Similar approaches can be implemented for other density estimation techniques. In particular, the adaptive mixtures approach of ([27]) has a simple recursive formulation that can be adapted to streaming data.

There are several applications of density estimation to intrusion detection that one might consider. It is obvious that unusually large downloads (or uploads) may be suspicious in some environments. While it is not clear that density estimation is needed for this application, there might be some value in detecting changes in upload/download behavior. This can be detected through the tracking of the number of bytes transfered per session.
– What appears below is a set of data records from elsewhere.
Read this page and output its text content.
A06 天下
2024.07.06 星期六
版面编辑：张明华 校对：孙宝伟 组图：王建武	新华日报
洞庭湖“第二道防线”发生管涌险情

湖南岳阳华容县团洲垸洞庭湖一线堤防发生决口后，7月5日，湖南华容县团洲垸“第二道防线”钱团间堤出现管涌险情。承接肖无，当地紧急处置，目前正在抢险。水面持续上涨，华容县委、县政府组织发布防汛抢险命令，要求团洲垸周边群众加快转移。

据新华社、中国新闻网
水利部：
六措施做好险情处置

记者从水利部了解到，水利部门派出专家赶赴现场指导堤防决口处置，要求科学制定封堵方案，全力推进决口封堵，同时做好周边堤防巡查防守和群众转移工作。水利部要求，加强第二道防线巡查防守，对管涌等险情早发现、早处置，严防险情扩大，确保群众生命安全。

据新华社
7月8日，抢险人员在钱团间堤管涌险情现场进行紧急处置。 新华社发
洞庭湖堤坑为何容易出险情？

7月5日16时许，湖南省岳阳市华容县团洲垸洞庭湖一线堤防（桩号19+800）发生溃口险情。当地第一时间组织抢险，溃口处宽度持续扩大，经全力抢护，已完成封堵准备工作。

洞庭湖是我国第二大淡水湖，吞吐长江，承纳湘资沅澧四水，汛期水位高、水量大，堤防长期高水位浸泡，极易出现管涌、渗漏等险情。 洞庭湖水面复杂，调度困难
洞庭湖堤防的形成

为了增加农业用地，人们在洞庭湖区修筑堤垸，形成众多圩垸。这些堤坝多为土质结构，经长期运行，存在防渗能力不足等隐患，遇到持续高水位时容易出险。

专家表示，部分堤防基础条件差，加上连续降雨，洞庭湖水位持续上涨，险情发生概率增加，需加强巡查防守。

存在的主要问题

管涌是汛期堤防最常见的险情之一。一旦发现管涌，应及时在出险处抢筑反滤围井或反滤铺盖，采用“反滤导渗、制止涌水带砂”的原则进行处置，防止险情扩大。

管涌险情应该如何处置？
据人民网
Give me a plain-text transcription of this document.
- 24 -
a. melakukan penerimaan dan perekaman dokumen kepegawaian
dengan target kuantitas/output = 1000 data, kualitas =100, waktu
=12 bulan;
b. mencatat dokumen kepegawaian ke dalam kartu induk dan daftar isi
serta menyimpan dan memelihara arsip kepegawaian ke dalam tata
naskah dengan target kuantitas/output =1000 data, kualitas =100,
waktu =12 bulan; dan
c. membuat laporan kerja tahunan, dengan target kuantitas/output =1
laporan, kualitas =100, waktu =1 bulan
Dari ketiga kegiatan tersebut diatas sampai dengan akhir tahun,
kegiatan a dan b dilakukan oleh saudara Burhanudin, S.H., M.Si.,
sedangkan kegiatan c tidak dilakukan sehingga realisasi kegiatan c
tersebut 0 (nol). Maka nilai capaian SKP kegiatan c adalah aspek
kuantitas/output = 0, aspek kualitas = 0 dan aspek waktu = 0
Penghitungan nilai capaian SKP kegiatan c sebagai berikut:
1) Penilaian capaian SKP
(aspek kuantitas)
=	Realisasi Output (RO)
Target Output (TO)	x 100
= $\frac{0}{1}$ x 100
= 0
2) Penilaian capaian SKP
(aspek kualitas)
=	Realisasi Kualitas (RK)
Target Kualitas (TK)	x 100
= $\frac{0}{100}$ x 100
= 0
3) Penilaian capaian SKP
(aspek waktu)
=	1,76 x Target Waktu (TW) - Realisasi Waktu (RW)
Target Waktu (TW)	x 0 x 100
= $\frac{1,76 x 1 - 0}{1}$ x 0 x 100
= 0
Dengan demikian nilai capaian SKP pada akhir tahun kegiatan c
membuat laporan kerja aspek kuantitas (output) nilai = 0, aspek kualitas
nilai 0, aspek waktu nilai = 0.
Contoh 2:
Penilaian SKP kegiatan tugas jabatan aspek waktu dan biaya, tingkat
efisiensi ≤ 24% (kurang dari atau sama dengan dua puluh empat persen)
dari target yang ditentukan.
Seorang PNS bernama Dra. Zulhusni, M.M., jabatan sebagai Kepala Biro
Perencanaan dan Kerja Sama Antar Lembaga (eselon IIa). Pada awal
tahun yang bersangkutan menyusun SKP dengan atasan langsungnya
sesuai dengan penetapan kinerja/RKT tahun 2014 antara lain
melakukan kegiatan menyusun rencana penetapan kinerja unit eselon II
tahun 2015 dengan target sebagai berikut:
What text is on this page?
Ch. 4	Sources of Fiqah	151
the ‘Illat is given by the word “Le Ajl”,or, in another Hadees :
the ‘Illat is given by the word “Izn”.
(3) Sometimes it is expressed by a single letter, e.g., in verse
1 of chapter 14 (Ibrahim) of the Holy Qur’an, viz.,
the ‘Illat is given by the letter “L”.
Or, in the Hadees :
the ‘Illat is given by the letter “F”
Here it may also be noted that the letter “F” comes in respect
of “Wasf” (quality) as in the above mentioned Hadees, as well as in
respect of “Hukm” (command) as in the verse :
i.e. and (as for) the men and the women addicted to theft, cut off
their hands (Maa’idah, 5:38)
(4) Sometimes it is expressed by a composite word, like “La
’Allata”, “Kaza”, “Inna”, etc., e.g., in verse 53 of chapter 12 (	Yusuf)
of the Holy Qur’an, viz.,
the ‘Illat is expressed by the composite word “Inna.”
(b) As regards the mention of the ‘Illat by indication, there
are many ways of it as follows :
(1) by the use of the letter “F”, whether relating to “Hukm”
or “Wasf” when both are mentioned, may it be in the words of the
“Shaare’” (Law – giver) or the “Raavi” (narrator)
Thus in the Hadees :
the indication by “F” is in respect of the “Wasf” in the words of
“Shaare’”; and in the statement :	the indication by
Perhaps a more compelling application is the detection of trojan programs. A trojan is a program that appears to be a legitimate program (such as a telnet server) but acts maliciously, for example to allow access to the computer by unauthorized users. Obviously the detection of trojans is an important aspect of computer security.

Most applications (web, email, ftp, et cetera) have assigned ports on which they operate. Other applications may choose to use fixed ports, or may choose any available port. Detecting new activity on a given port is a simple way to detect a trojan program. More sophisticated trojans will replace a legitimate application, such as a web server. It is thus desirable to determine when a legitimate application is acting in a manner that is unusual.
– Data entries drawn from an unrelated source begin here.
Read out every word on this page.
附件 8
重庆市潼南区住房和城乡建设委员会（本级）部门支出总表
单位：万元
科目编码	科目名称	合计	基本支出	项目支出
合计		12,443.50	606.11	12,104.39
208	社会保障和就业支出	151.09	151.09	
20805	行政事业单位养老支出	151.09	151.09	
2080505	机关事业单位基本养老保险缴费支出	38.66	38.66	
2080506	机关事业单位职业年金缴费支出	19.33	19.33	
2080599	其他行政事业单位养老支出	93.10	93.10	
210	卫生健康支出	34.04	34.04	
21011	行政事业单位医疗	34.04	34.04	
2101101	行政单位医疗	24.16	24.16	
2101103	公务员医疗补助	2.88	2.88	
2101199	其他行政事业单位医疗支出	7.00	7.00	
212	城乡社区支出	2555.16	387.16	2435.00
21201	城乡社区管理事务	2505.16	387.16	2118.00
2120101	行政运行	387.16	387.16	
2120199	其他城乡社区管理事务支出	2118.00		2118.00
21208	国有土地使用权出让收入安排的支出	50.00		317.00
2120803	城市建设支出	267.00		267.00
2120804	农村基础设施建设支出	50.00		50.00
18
Consider Fig. 5.2. We have collected data for two applications (web and secure shell) over a period of $1\,$hour, and estimated the densities of the packet length and inter arrival times. As can be seen, the two applications have very different patterns for these two measures. This is because they have different purposes: secure shell is a terminal service which essentially sends a packet for every character typed (there is also a data transfer mode to secure shell, but this mode was not present in these data); web has a data transfer component with a terminal-like user interaction.

Figure 5.2: Packet length in bytes (top) and packet inter arrival times in seconds (bottom) for web (left) and secure shell (right) sessions. Kernel estimators were used to estimate the densities. The inter arrival times were truncated to show the bulk of the data

By monitoring these and other parameters, it is possible to distinguish between many of the common applications. This can then be used to detect when an application is acting in an unusual manner, such as when a web server is being used to provide telnet services. See ([7]) for a more extensive discussion of this.
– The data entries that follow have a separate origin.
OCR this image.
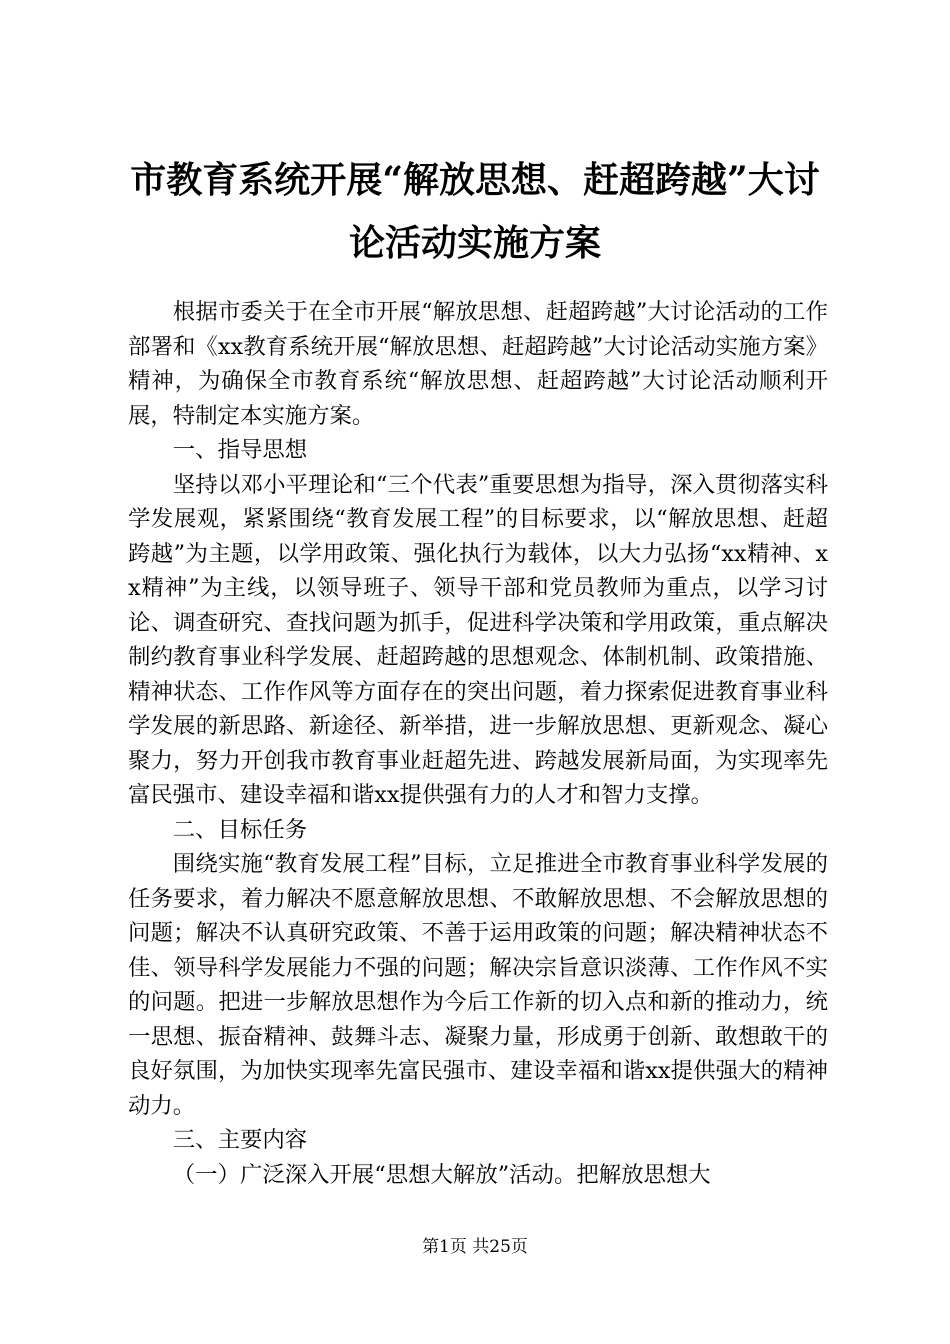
市教育系统开展“解放思想、赶超跨越”大讨
论活动实施方案

根据市委关于在全市开展“解放思想、赶超跨越”大讨论活动的工作部署和《xx教育系统开展“解放思想、赶超跨越”大讨论活动实施方案》精神，为确保全市教育系统“解放思想、赶超跨越”大讨论活动顺利开展，特制定本实施方案。

一、指导思想

坚持以邓小平理论和“三个代表”重要思想为指导，深入贯彻落实科学发展观，紧紧围绕“教育发展工程”的目标要求，以“解放思想、赶超跨越”为主题，以学用政策、强化执行为载体，以大力弘扬“xx精神、xx精神”为主线，以领导班子、领导干部和党员教师为重点，以学习讨论、调查研究、查找问题为抓手，促进科学决策和学用政策，重点解决制约教育事业科学发展、赶超跨越的思想观念、体制机制、政策措施、精神状态、工作作风等方面存在的突出问题，着力探索促进教育事业科学发展的新思路、新途径、新举措，进一步解放思想、更新观念、凝心聚力，努力开创我市教育事业赶超先进、跨越发展新局面，为实现率先富民强市、建设幸福和谐xx提供强有力的人才和智力支撑。

二、目标任务

围绕实施“教育发展工程”目标，立足推进全市教育事业科学发展的任务要求，着力解决不愿意解放思想、不敢解放思想、不会解放思想的问题；解决不认真研究政策、不善于运用政策的问题；解决精神状态不佳、领导科学发展能力不强的问题；解决宗旨意识淡薄、工作作风不实的问题。把进一步解放思想作为今后工作新的切入点和新的推动力，统一思想、振奋精神、鼓舞斗志、凝聚力量，形成勇于创新、敢想敢干的良好氛围，为加快实现率先富民强市、建设幸福和谐xx提供强大的精神动力。

三、主要内容

（一）广泛深入开展“思想大解放”活动。把解放思想大

第1页 共25页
Note that web traffic has two main peaks at either end of the extremes in packet size. These are the requests, which are typically small, and the responses, which are pages or images and are broken up into the largest packets possible. The mass between the peaks mostly represent the last packets of transfers which are not a multiple of the maximum packet size, and small transfers that fit within a single packet.

The inter packet arrival times for secure shell also have two peaks. The short times correspond to responses (such as the response to a directory list command) and to characters typed quickly. The later bump probably corresponds to the pauses between commands, as the user processes the response. These arrival times are very heavy tailed because of the nature of secure shell. Sessions can be left open indefinitely, and if no activity occurs for a sufficiently long time, ''keep alive'' packets are sent to ensure that the session is still valid.

In ([7]) it is shown, in fact, that differences in the counts for the TCP flags can be used to differentiate applications. These, combined with mean inter packet arrival times and packet lengths (all computed on a window of $n$ packets for various values of $n$), do a very creditable job of distinguishing applications. This is clearly an area in which recursive methods like those mentioned above would be of value. It also is reasonable to hypothesize that estimating densities, rather then only computing the mean, would improve the performance.

By detecting changes in the densities of applications it may be possible to detect when they have been compromised (or replaced) by a trojan program. It may also be possible to detect programs that are not performing as advertised (web servers acting like telnet servers, for example).